Friday 10 May 2024

#37: KINGDOM OF THE PLANET OF THE APES

 


STARRING: Owen Teague, Freya Allan, Kevin Durand, Peter Macon and leading some gravity, William H. Macy. Written by Josh Friedman, directed by Wes Ball. Budget $165 million. Running time 145 minutes long.

And so begins the first film of the second trilogy of the reboot series of the 56 year-old Planet of the Apes franchise.

It's been seven years since the last one, War For the Planet of the Apes and 300 odd years have passed for ape-kind. Long gone the last remnants of intelligent humanity and the first talking ape, Caesar, who with his gang of semi-chatty intelligent apes took over the world. Now it's time for their descendants, lead by Chimpanzee Noa (Owen Teague) to pick up the metal fence poles of destiny and forge a new three-film arc on the mighty bones of their predecessors.

Kingdom of the Planet of the Apes marks the 10th film in a canon that started with the release of the 1968 Charlton Heston original. It starts quietly and takes time to get up and running as we follow three young apes, lead by Noa (Owen Teague) as they go Golden Eagle egg hunting, it turns out these apes are part of a clan that rear Eagles, just like great apes do in the wild. 

Anyway, it's not long before another band of apes, this time on horseback, attack Noa's peaceful, Eagle egg raising tribe, capturing everyone except for Noa and his dad, the tribe's leader, whom the bad apes kill. This in turns triggers Noa to set off on a quest to rescue his mum and the rest of the clan. Along the way he meets and teams up with mysterious human, Nova (Freya Allan) and a wise-old orangutan called Raka (Peter Macon). Anyway, it's not long before the bad apes catch up with them, it turns out they're after Nova, and they're all taken to the coastal kingdom of Proximus Caesar (Kevin Durand) a bonobo ape with dreams of breaking into an ancient human bunker built on the beach and unlocking the secrets within.

And that's as much of the plot as I'm going to reveal. 

This is a fantastically good looking film the CGI effects are superb and the realism is off the chart, so much so, that at times I had a hard time working out which of the chimps was which. The motion-capture acting is great, the soundtrack is terrific and I can't fault the action. So it's a shame I didn't like this film more, I think the trouble is that the plot is very clunky, it doesn't flow well, things just happen to propel the plot and are delivered in a very ham-fisted way, for example the attack on Noa's village that results in the death of the one person who will motivate our hero to go on his quest, or the first meeting of Noa and Raka, or our hero getting knocked out conveniently at several times during the plot, or the disappearance of all the tribe's young at key moments in the story. Or his dead father's eagle that at the beginning of the film hates Noa. Plus there's some telegraphing of plot points and beats that annoy, none more so than the building of a seawall around the entrance of the human bunker to keep the ocean at bay, what the actual what?

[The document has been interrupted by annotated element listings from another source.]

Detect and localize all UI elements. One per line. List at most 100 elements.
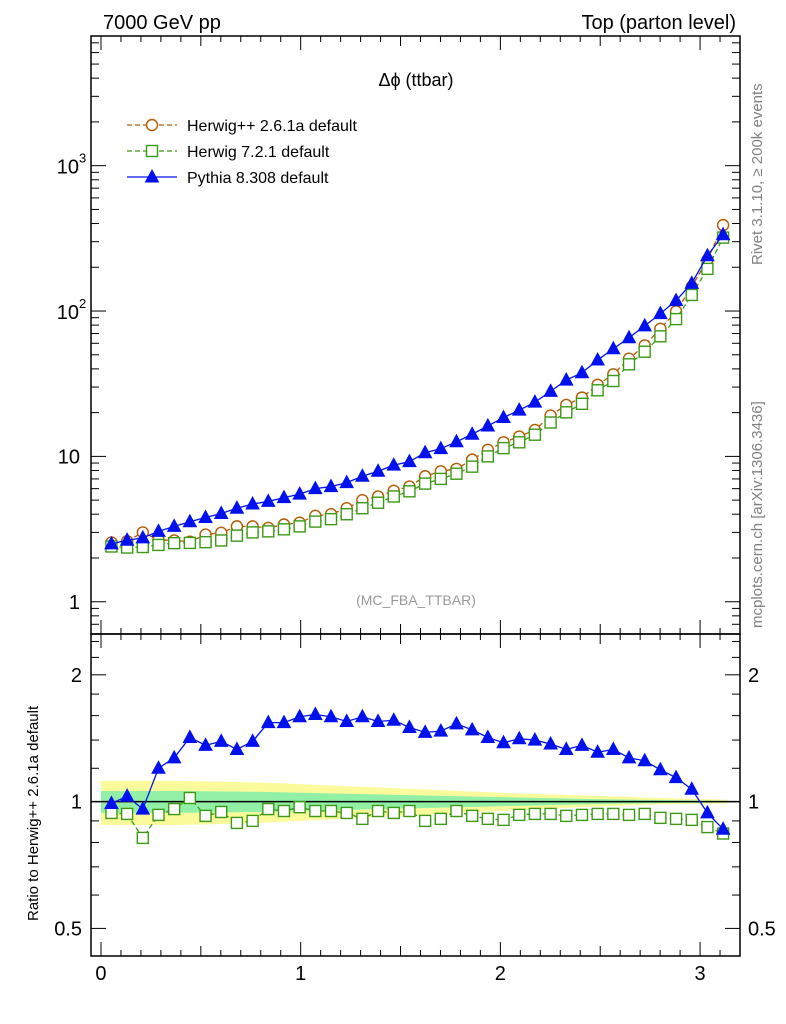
- main-y-tick-label: 1: [69, 592, 80, 614]
- main-open-square-point: [450, 467, 463, 480]
- ratio-open-square-point: [685, 813, 698, 827]
- main-open-square-point: [669, 312, 683, 326]
- main-open-square-point: [371, 496, 385, 509]
- ratio-open-square-point: [105, 806, 118, 820]
- main-open-circle-series: [105, 218, 730, 549]
- ratio-filled-triangle-point: [464, 721, 480, 736]
- main-open-square-point: [560, 406, 573, 419]
- ratio-filled-triangle-point: [135, 801, 151, 815]
- ratio-filled-triangle-point: [527, 732, 543, 746]
- ratio-filled-triangle-point: [715, 821, 731, 835]
- ratio-filled-triangle-series: [104, 706, 731, 835]
- ratio-filled-triangle-point: [558, 741, 574, 755]
- ratio-filled-triangle-point: [182, 729, 198, 743]
- main-open-square-point: [544, 416, 557, 429]
- main-open-square-point: [513, 436, 526, 449]
- ratio-open-square-point: [544, 807, 557, 821]
- main-chart-title: Δϕ (ttbar): [378, 70, 453, 90]
- legend-label: Herwig 7.2.1 default: [187, 144, 330, 161]
- ratio-open-square-point: [638, 807, 651, 821]
- ratio-filled-triangle-point: [245, 733, 260, 747]
- main-open-square-point: [591, 384, 604, 397]
- header-energy-label: 7000 GeV pp: [103, 12, 221, 34]
- ratio-open-square-point: [387, 806, 400, 820]
- ratio-x-tick-label: 0: [95, 963, 106, 985]
- main-y-tick-label-text: 10: [58, 446, 80, 468]
- main-filled-triangle-point: [245, 496, 260, 510]
- ratio-filled-triangle-point: [700, 804, 715, 819]
- ratio-filled-triangle-point: [307, 706, 323, 720]
- legend-label: Herwig++ 2.6.1a default: [187, 118, 357, 135]
- ratio-open-square-point: [560, 809, 573, 823]
- ratio-series-curves: [104, 706, 731, 845]
- main-filled-triangle-point: [558, 372, 574, 386]
- main-filled-triangle-point: [433, 440, 449, 455]
- main-filled-triangle-point: [653, 305, 668, 320]
- main-open-square-point: [309, 515, 322, 528]
- main-filled-triangle-point: [496, 409, 511, 424]
- main-y-tick-label-exponent: 3: [79, 151, 86, 166]
- main-y-tick-label: 10 2: [57, 296, 86, 324]
- ratio-x-tick-label: 1: [295, 963, 306, 985]
- ratio-open-square-point: [450, 804, 463, 818]
- main-filled-triangle-point: [260, 493, 276, 507]
- ratio-filled-triangle-point: [637, 752, 653, 767]
- main-open-square-point: [434, 472, 448, 486]
- header-process-label: Top (parton level): [581, 12, 736, 34]
- ratio-filled-triangle-point: [151, 760, 166, 774]
- main-open-square-point: [685, 288, 698, 302]
- main-open-circle-line: [111, 224, 724, 544]
- main-open-square-point: [575, 397, 589, 411]
- ratio-open-square-line: [111, 797, 724, 840]
- main-open-square-point: [528, 428, 542, 441]
- main-filled-triangle-point: [417, 444, 433, 459]
- ratio-open-square-point: [199, 809, 212, 823]
- ratio-y-tick-label-left: 1: [71, 792, 82, 814]
- ratio-x-tick-label: 2: [495, 963, 506, 985]
- main-open-square-point: [230, 529, 244, 542]
- legend-marker: [145, 144, 159, 158]
- main-open-square-point: [152, 538, 165, 552]
- ratio-open-square-point: [309, 804, 322, 818]
- main-open-square-point: [262, 525, 275, 538]
- ratio-y-tick-label-right: 0.5: [748, 918, 776, 940]
- ratio-filled-triangle-point: [402, 719, 417, 733]
- ratio-filled-triangle-point: [480, 729, 496, 743]
- legend-marker: [144, 168, 160, 183]
- main-open-square-point: [277, 523, 291, 536]
- main-open-square-point: [246, 526, 259, 539]
- legend: Herwig++ 2.6.1a default Herwig 7.2.1 defa…: [127, 118, 357, 187]
- ratio-open-square-point: [356, 812, 369, 826]
- main-filled-triangle-point: [621, 329, 637, 344]
- legend-entry: Pythia 8.308 default: [127, 168, 329, 187]
- main-filled-triangle-point: [700, 247, 715, 262]
- ratio-open-square-point: [669, 812, 683, 826]
- ratio-filled-triangle-point: [370, 713, 386, 727]
- main-open-square-point: [465, 460, 479, 473]
- rivet-version-label: Rivet 3.1.10, ≥ 200k events: [749, 83, 766, 265]
- main-open-square-line: [111, 237, 724, 549]
- main-filled-triangle-point: [386, 457, 402, 471]
- main-filled-triangle-point: [182, 513, 198, 528]
- ratio-open-square-point: [654, 811, 667, 825]
- ratio-filled-triangle-point: [653, 761, 668, 776]
- ratio-open-square-point: [215, 805, 228, 819]
- main-filled-triangle-point: [574, 364, 590, 379]
- ratio-filled-triangle-point: [621, 749, 637, 764]
- main-open-square-point: [654, 330, 667, 343]
- main-open-square-point: [607, 374, 620, 388]
- ratio-y-tick-label-right: 2: [748, 665, 759, 687]
- ratio-filled-triangle-point: [104, 795, 119, 809]
- main-filled-triangle-point: [323, 478, 339, 493]
- ratio-open-square-point: [481, 812, 495, 826]
- reference-uncertainty-band: [91, 780, 740, 825]
- main-filled-triangle-point: [370, 463, 386, 477]
- main-filled-triangle-point: [307, 480, 323, 495]
- ratio-open-square-point: [136, 831, 150, 845]
- ratio-filled-triangle-line: [111, 713, 724, 830]
- ratio-open-square-point: [513, 808, 526, 822]
- main-filled-triangle-point: [198, 509, 213, 523]
- ratio-plot-panel: 0.5 0.5 1 1 2 2 0 1 2 3 Ratio to Herwig++ 2.6.1a …: [25, 633, 776, 985]
- main-filled-triangle-point: [229, 500, 245, 514]
- ratio-filled-triangle-point: [276, 714, 292, 729]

The trouble is that whereas in the first three films the story of the apes and in particular Caesar was the focus, in this Nova becomes the main protagonist and her story just isn't as interesting. Similarly, Proximus Caesar is only there to give the film its villain, in previous films the villain, be it Gary Oldman's Dreyfus or Woody Harrelson's Colonel McCullough, brought real depth and drama to their roles, in this Proximus is just a crazy, rather stupid thug with a megalomanic complex. The ending of this sets up the obvious next story, but this is no cliffhanger moment and rather than elicit excitement there's just a sense of oh.

Everything just happens to propel the plot and there are some irritating plot holes, or plot contrivances that niggle. The
 first three films of this 'reboot era', Rise of the Planet of the Apes, Dawn of the Planet of the Apes and War for the Planet of the Apes were exceptionally good films and raised the bar substantially, so this one has a lot to prove and perhaps that's the problem. Moving the story on 300 years is a good idea but there are ideas and elements I wish had been more explored, certainly in the trailer there's a sense of the Apes discovering mankind's history which is mostly brushed over in this. Sure there are some deeply touching moments, the telescope for one, the finding of the books in the library, but I wanted more of that sort of thing and perhaps less of an antagonist you knew would be dead by the end. 

All that said, it's great to see another more adult science fiction film, like Dune, something that's not filled with superheroes, robots, or spaceships, something with more depth and scope and this is not a terrible film by any stretch, it's just not as good as I wanted it be. That said it was still an enjoyable experience.